アイヒマンを追え!ナチスがもっとも畏れた男のラース・クラウメ監督による最新作「僕たちは希望という名の列車に乗った」を鑑賞。
僕たちは。。。のタイトルから、どこか青春の甘い香りと清廉さを感じますが、邦題で原題は「静かな革命」となっています。日本語タイトルは、作品の内容と異なるイメージで、作品の印象を歪めると言う方も多いかと思います。しかしながら、今回のタイトルは、原題よりも、作品のイメージを強く印象付ける素晴らしいものでした。なので、タイトルの偏見なしにぜひ観てほしい個人的にはとてもおすすめの作品です。
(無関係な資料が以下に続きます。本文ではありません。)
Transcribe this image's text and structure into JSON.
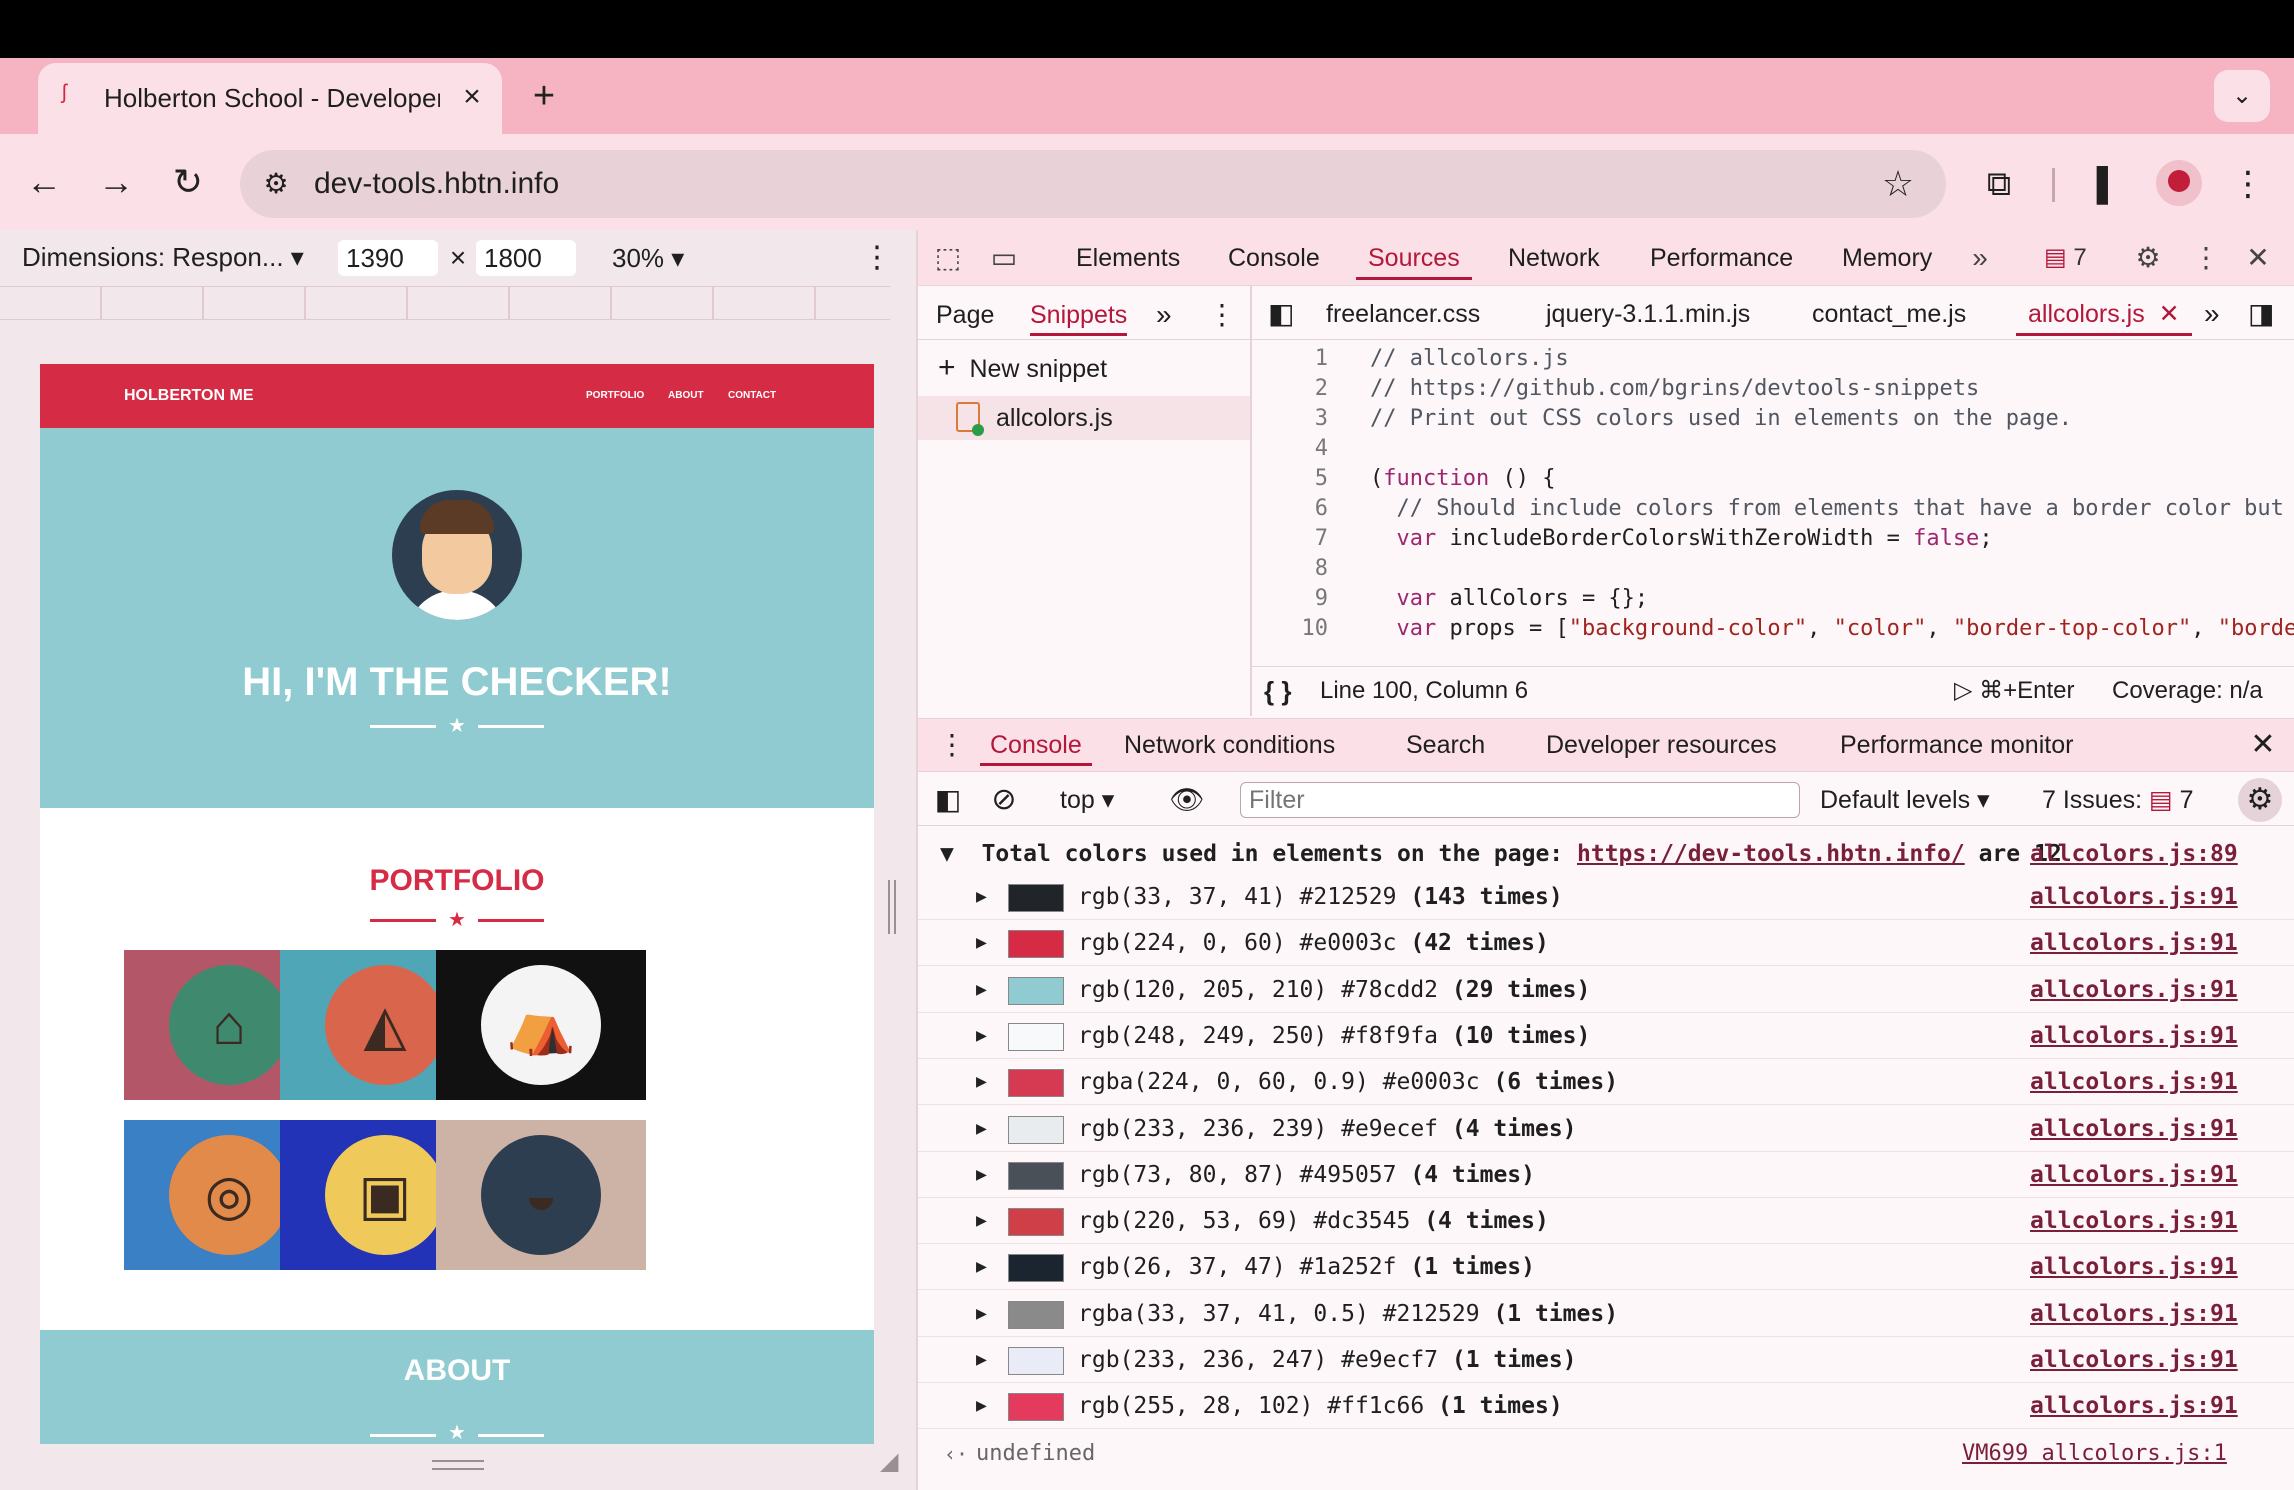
{
  "browser": {
    "tab_title": "Holberton School - Developer",
    "url": "dev-tools.hbtn.info",
    "icons": [
      "back-icon",
      "forward-icon",
      "reload-icon",
      "site-settings-icon",
      "star-icon",
      "extensions-icon",
      "side-panel-icon",
      "profile-icon",
      "menu-icon"
    ]
  },
  "device_toolbar": {
    "dimensions_label": "Dimensions: Respon...",
    "width": "1390",
    "times": "×",
    "height": "1800",
    "zoom": "30%"
  },
  "site": {
    "brand": "HOLBERTON ME",
    "nav": [
      "PORTFOLIO",
      "ABOUT",
      "CONTACT"
    ],
    "hero_title": "HI, I'M THE CHECKER!",
    "portfolio_title": "PORTFOLIO",
    "about_title": "ABOUT",
    "colors": {
      "primary": "#d62b45",
      "teal": "#8fcbd1"
    },
    "tiles": [
      {
        "bg": "#b35768",
        "circle": "#3f8a6e",
        "icon": "cabin-icon"
      },
      {
        "bg": "#4fa6b6",
        "circle": "#d9654c",
        "icon": "cake-icon"
      },
      {
        "bg": "#111111",
        "circle": "#f4f4f4",
        "icon": "circus-tent-icon"
      },
      {
        "bg": "#3a80c4",
        "circle": "#e28a4a",
        "icon": "game-controller-icon"
      },
      {
        "bg": "#2233b8",
        "circle": "#efc95a",
        "icon": "safe-icon"
      },
      {
        "bg": "#cdb3a6",
        "circle": "#2d3e50",
        "icon": "submarine-icon"
      }
    ]
  },
  "devtools": {
    "tabs": [
      "Elements",
      "Console",
      "Sources",
      "Network",
      "Performance",
      "Memory"
    ],
    "active_tab": "Sources",
    "issues_count": "7",
    "sources_nav_tabs": [
      "Page",
      "Snippets"
    ],
    "new_snippet": "New snippet",
    "snippet_file": "allcolors.js",
    "editor_tabs": [
      "freelancer.css",
      "jquery-3.1.1.min.js",
      "contact_me.js",
      "allcolors.js"
    ],
    "code_lines": [
      "// allcolors.js",
      "// https://github.com/bgrins/devtools-snippets",
      "// Print out CSS colors used in elements on the page.",
      "",
      "(function () {",
      "  // Should include colors from elements that have a border color but",
      "  var includeBorderColorsWithZeroWidth = false;",
      "",
      "  var allColors = {};",
      "  var props = [\"background-color\", \"color\", \"border-top-color\", \"borde"
    ],
    "status": {
      "position": "Line 100, Column 6",
      "run": "⌘+Enter",
      "coverage": "Coverage: n/a"
    },
    "drawer_tabs": [
      "Console",
      "Network conditions",
      "Search",
      "Developer resources",
      "Performance monitor"
    ],
    "console_toolbar": {
      "context": "top",
      "filter_placeholder": "Filter",
      "levels": "Default levels",
      "issues_label": "7 Issues:",
      "issues_count": "7"
    },
    "console": {
      "header_prefix": "Total colors used in elements on the page: ",
      "header_link": "https://dev-tools.hbtn.info/",
      "header_suffix": " are 12",
      "header_source": "allcolors.js:89",
      "rows": [
        {
          "color": "rgb(33, 37, 41) #212529",
          "count": "(143 times)",
          "swatch": "#212529",
          "source": "allcolors.js:91"
        },
        {
          "color": "rgb(224, 0, 60) #e0003c",
          "count": "(42 times)",
          "swatch": "#d62b45",
          "source": "allcolors.js:91"
        },
        {
          "color": "rgb(120, 205, 210) #78cdd2",
          "count": "(29 times)",
          "swatch": "#8fcbd1",
          "source": "allcolors.js:91"
        },
        {
          "color": "rgb(248, 249, 250) #f8f9fa",
          "count": "(10 times)",
          "swatch": "#f8f9fa",
          "source": "allcolors.js:91"
        },
        {
          "color": "rgba(224, 0, 60, 0.9) #e0003c",
          "count": "(6 times)",
          "swatch": "#d63a52",
          "source": "allcolors.js:91"
        },
        {
          "color": "rgb(233, 236, 239) #e9ecef",
          "count": "(4 times)",
          "swatch": "#e9ecef",
          "source": "allcolors.js:91"
        },
        {
          "color": "rgb(73, 80, 87) #495057",
          "count": "(4 times)",
          "swatch": "#495057",
          "source": "allcolors.js:91"
        },
        {
          "color": "rgb(220, 53, 69) #dc3545",
          "count": "(4 times)",
          "swatch": "#cf3f48",
          "source": "allcolors.js:91"
        },
        {
          "color": "rgb(26, 37, 47) #1a252f",
          "count": "(1 times)",
          "swatch": "#1a252f",
          "source": "allcolors.js:91"
        },
        {
          "color": "rgba(33, 37, 41, 0.5) #212529",
          "count": "(1 times)",
          "swatch": "#8a8a8a",
          "source": "allcolors.js:91"
        },
        {
          "color": "rgb(233, 236, 247) #e9ecf7",
          "count": "(1 times)",
          "swatch": "#e9ecf7",
          "source": "allcolors.js:91"
        },
        {
          "color": "rgb(255, 28, 102) #ff1c66",
          "count": "(1 times)",
          "swatch": "#e33a5e",
          "source": "allcolors.js:91"
        }
      ],
      "result": "undefined",
      "result_source": "VM699 allcolors.js:1"
    }
  }
}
舞台はベルリンの壁建設前夜の東ドイツ。東西の行き来の規制がまだ緩い中で、東ドイツの高校生のテオとクルトは、西ドイツでハンガリーの蜂起のニュースに遭遇します。翌日二人は、クラスメートに2分間の黙とうを呼びかけます。ハンガリー市民の哀悼の意味を込めた黙とうが、国家への反逆とみなされ生徒たちに、予想だにしない過酷な試練が襲い掛かる実話に基づく青年たちの人間ドラマとなっています。
誰もが少なからず青春時代に経験する軽はずみな行動や言動によって、予想だにしない状況へと進む過程を丁寧に描いていき、各自が抱く国家への思いの中で揺れ動く信念。そこに家族の抱える過去の歴史が浮かび上がり、激烈な試練が次から次へと突き付けられます。
そして、国家は非情にも彼らの友情をありとあらゆる手を講じて切り裂いていきます。主人公の二人、テオとクルトは国家に対して大きな決意をしめします。果たして彼らの運命は。青春劇から人間劇へそして、運命の決断へと続く濃密な革命劇を堪能してほしいと思います。